Yampolskiy menilai upaya pelatihan ulang yang selama ini digadang-gadang sebagai solusi justru sudah ketinggalan zaman. Baginya, tidak ada bidang kerja yang aman karena semua jenis tugas baik mental maupun fisik pada akhirnya dapat diotomatisasi. Ini membuat masyarakat tidak lagi bisa berharap pada transisi karier sebagai jalan keluar.

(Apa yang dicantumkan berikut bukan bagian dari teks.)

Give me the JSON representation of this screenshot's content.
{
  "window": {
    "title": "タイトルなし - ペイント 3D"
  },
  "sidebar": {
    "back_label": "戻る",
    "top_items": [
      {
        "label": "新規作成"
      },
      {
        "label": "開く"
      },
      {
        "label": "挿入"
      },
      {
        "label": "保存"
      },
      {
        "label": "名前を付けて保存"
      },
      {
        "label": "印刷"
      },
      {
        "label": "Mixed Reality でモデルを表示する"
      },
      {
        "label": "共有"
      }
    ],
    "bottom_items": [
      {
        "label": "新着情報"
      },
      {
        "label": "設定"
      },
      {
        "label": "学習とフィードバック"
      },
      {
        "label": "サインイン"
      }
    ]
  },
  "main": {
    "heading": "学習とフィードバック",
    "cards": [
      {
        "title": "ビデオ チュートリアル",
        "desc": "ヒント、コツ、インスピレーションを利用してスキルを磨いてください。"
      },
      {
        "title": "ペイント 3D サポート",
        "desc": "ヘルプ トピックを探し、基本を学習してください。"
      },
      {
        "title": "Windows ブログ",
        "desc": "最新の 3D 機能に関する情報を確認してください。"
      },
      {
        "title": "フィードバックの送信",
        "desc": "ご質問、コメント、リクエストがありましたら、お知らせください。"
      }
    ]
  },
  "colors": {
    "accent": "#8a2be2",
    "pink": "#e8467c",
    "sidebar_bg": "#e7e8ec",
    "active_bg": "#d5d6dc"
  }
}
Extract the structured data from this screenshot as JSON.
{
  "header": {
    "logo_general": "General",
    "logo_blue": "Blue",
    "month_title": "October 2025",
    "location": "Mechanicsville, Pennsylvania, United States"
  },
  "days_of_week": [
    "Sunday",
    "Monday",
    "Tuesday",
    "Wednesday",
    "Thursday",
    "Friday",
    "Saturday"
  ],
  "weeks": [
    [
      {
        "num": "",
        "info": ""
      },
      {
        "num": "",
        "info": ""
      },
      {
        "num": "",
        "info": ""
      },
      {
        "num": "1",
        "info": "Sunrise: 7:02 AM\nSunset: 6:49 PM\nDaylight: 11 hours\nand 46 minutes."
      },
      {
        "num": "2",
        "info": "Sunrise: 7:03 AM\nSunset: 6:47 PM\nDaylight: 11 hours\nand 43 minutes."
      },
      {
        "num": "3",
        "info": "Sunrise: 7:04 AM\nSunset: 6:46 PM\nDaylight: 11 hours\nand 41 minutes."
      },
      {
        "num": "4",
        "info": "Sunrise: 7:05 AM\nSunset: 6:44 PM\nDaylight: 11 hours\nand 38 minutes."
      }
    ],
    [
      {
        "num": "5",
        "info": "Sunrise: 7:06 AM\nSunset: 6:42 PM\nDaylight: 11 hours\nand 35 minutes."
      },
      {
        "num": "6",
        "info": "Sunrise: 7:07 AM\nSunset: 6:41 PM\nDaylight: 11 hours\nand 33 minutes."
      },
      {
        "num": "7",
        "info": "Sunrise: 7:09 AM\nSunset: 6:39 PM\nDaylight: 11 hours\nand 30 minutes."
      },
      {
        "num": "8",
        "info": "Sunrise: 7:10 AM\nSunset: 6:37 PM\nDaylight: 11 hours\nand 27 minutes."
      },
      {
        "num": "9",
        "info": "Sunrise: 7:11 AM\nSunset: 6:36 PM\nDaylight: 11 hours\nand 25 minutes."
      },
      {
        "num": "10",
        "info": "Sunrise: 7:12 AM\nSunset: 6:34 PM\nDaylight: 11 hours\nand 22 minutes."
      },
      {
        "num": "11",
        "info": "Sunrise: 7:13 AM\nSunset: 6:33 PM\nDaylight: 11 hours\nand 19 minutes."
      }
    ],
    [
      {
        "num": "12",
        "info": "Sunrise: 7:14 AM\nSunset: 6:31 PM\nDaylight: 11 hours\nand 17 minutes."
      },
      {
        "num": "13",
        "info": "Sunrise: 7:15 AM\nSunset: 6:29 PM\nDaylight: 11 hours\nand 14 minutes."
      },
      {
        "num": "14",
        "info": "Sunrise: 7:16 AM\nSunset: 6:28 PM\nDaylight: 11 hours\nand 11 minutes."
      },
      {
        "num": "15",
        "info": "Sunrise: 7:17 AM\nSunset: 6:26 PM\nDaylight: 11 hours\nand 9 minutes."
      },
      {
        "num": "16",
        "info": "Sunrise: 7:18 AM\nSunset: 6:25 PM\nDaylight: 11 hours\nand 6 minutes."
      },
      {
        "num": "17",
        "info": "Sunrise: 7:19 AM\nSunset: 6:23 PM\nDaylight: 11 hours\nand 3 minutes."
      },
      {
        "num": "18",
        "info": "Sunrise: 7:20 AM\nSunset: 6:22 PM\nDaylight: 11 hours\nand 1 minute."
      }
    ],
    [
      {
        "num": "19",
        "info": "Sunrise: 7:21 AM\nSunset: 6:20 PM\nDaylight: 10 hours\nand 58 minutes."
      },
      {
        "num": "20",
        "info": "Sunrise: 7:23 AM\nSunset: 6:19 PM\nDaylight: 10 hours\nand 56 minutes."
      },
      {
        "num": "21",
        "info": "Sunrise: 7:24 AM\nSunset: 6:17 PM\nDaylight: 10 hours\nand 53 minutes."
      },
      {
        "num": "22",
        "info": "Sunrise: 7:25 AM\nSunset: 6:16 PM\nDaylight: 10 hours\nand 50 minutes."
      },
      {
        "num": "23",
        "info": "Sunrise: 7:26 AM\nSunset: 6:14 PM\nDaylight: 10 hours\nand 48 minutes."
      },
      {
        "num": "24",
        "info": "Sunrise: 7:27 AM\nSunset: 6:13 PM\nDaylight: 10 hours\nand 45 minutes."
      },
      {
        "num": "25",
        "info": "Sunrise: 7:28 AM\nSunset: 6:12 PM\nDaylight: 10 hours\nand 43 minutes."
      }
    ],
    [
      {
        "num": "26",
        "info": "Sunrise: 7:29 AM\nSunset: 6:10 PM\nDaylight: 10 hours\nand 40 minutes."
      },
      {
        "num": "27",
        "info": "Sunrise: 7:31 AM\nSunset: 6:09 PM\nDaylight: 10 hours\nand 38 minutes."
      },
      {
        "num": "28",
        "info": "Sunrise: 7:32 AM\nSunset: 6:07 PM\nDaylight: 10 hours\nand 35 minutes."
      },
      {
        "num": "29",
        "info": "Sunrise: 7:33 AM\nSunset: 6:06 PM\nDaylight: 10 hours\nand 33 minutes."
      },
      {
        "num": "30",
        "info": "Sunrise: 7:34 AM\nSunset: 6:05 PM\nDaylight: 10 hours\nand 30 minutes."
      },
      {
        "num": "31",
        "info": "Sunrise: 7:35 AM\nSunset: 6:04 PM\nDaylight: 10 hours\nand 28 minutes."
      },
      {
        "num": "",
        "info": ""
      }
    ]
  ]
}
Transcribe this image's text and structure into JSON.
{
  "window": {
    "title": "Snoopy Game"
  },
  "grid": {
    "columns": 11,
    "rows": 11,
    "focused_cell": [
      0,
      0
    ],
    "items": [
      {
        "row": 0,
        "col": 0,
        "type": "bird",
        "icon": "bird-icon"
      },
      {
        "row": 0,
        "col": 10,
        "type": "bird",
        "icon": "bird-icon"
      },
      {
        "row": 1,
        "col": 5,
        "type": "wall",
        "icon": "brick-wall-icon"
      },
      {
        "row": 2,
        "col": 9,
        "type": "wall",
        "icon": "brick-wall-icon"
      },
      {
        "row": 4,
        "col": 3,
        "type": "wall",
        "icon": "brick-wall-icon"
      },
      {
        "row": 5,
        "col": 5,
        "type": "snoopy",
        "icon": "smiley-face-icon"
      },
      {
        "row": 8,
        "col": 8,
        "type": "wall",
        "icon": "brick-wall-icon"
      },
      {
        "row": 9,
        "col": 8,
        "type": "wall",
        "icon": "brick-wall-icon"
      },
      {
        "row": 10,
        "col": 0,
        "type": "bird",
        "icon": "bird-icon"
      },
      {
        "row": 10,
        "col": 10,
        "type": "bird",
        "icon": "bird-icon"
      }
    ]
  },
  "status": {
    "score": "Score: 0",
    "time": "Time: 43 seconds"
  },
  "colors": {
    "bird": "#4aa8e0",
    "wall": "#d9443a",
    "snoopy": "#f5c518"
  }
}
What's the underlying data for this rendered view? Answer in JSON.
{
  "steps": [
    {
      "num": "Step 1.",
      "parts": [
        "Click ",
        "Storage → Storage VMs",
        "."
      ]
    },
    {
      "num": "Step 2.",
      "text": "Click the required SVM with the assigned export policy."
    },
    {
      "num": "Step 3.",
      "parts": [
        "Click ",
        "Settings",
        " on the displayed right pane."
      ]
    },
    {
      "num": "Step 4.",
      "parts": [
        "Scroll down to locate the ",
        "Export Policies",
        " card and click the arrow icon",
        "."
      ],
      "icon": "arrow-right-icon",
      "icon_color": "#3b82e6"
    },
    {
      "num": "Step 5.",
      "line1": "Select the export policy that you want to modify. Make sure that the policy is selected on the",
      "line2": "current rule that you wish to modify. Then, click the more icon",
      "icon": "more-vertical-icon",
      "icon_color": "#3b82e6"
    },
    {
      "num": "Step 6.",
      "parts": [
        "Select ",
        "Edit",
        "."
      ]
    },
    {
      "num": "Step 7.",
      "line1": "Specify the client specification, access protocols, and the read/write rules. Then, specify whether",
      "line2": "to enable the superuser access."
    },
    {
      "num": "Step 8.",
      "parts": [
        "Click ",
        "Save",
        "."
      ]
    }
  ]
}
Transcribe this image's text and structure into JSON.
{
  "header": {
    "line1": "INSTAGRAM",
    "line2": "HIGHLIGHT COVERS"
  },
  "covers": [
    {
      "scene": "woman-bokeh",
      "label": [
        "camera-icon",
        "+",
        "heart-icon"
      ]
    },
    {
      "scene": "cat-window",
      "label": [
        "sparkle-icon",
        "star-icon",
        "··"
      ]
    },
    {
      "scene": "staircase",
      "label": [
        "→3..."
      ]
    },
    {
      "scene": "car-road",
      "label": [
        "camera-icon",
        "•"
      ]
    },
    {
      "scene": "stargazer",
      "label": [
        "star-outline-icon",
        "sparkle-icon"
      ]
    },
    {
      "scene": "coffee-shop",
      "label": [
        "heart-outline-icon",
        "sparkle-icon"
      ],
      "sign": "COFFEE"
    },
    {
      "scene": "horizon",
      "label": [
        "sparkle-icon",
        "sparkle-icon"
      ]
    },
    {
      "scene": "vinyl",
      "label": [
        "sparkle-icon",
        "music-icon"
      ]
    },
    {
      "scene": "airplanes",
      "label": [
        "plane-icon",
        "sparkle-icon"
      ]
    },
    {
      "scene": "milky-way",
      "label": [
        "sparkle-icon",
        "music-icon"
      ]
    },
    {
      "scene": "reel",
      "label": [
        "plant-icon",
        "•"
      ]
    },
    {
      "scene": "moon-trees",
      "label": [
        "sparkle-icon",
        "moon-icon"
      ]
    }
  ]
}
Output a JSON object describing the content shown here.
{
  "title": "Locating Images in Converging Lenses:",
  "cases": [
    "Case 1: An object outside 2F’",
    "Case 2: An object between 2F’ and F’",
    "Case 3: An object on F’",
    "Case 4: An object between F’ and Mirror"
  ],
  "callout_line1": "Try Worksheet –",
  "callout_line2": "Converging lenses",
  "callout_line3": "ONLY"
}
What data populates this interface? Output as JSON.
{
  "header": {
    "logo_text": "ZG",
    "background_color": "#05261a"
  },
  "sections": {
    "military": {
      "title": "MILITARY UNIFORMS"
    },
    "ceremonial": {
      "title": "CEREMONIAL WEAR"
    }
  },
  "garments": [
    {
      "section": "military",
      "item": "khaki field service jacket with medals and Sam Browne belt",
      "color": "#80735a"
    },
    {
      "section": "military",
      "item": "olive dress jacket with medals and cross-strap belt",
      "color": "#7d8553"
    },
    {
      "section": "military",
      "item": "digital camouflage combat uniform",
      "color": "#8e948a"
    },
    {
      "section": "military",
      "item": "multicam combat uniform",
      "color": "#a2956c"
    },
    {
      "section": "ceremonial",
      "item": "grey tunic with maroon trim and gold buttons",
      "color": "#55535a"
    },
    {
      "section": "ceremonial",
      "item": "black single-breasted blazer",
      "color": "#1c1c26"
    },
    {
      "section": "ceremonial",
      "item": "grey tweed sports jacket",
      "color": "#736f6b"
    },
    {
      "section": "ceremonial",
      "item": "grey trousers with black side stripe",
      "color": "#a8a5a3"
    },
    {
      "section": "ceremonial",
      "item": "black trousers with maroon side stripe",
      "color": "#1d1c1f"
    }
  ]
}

Solusi yang ia bayangkan mencakup pendapatan universal berbasis dividen, rutinitas harian melalui korps sipil atau layanan masyarakat, status sosial yang diperoleh dari sistem kontribusi formal, hingga komunitas yang dibangun lewat lembaga lokal maupun ruang virtual yang dirancang dengan matang. Tanpa infrastruktur makna yang disengaja, kelimpahan akan merosot menjadi kemalasan yang membuat ketagihan.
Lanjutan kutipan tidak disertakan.